Le ministère ne fournit toutefois pas, dans sa réponse, de date précise pour la tenue du prochain Conseil des ministres consacré au projet, se contentant d’indiquer qu’il devrait être soumis « dans les plus brefs délais ».

Un texte en attente depuis plusieurs années

La question du calendrier du Code des eaux n’est pas nouvelle. La députée Aouatif Cheniti avait adressé sa question écrite au ministre de l’Agriculture le 13 avril 2026, précisément pour obtenir des informations sur les délais prévus pour la transmission du projet à l’Assemblée.

Le dossier remonte cependant à plusieurs années. Lors d’une séance plénière consacrée aux questions orales, le 11 mars 2025, le ministre de l’Agriculture avait rappelé que le projet avait été présenté à un Conseil des ministres restreint le 25 février 2025.

À l’issue de cette réunion, le ministère de l’Agriculture et les services du conseiller juridique auprès de la Présidence du gouvernement avaient été chargés de revoir le texte à la lumière des propositions formulées lors de la réunion ministérielle.

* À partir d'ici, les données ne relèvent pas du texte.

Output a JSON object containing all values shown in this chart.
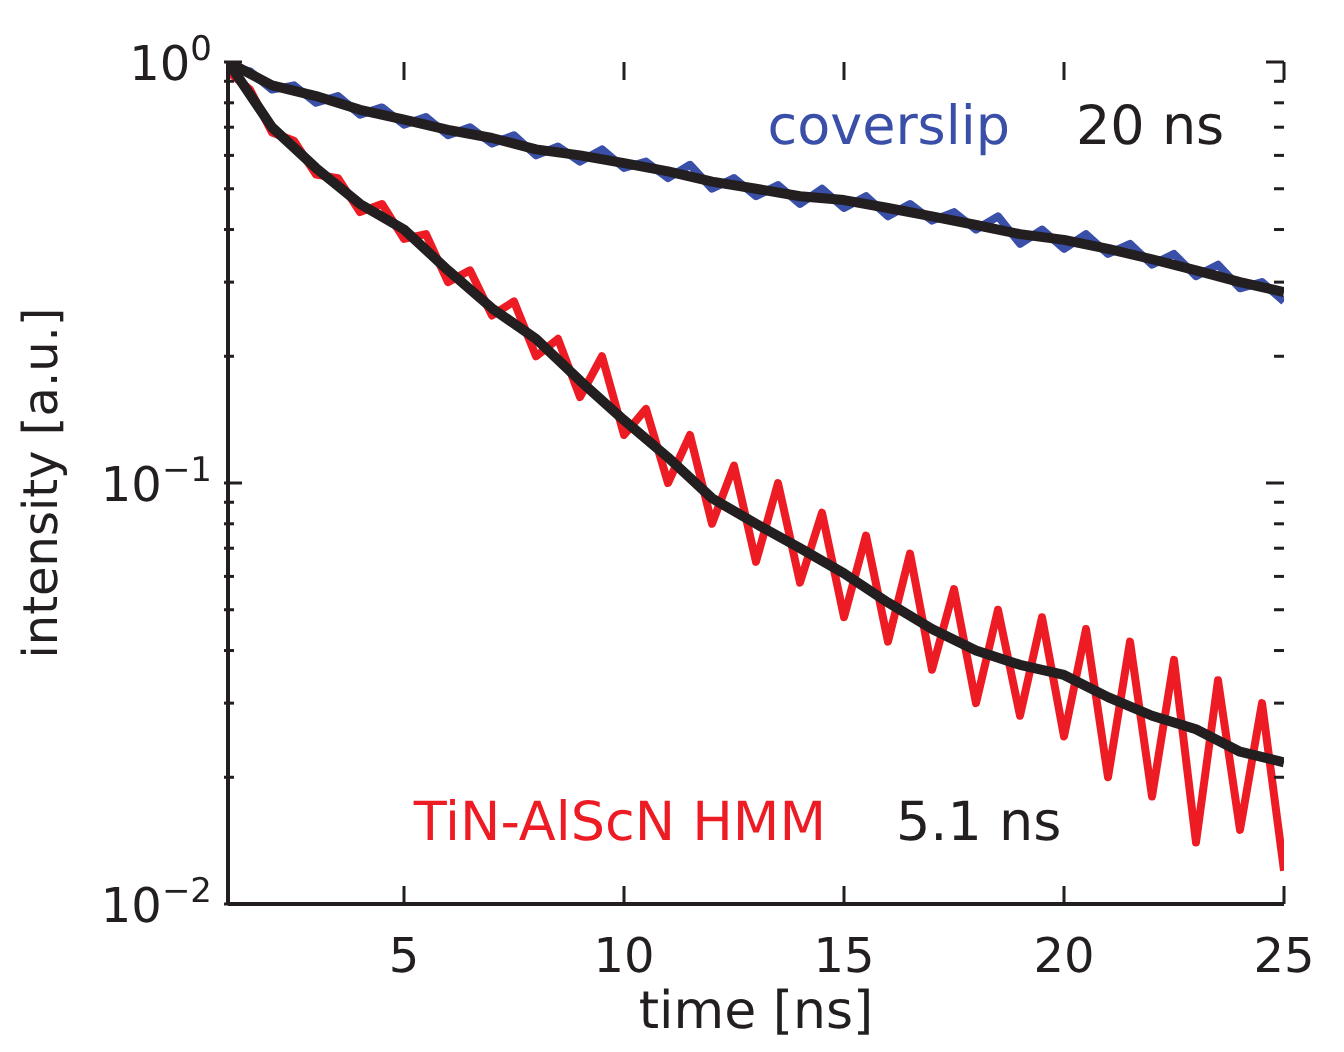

Il avait alors été insisté sur la nécessité d’accélérer la finalisation du projet, afin de le soumettre de nouveau au Conseil des ministres pour approbation, puis de le transmettre à l’Assemblée des représentants du peuple.

Avec la transmission de la nouvelle version le 30 juin dernier, le projet franchit ainsi une nouvelle étape. Reste désormais à savoir quand il sera effectivement inscrit à l’ordre du Conseil des ministres, puis transmis aux députés pour entamer son parcours législatif.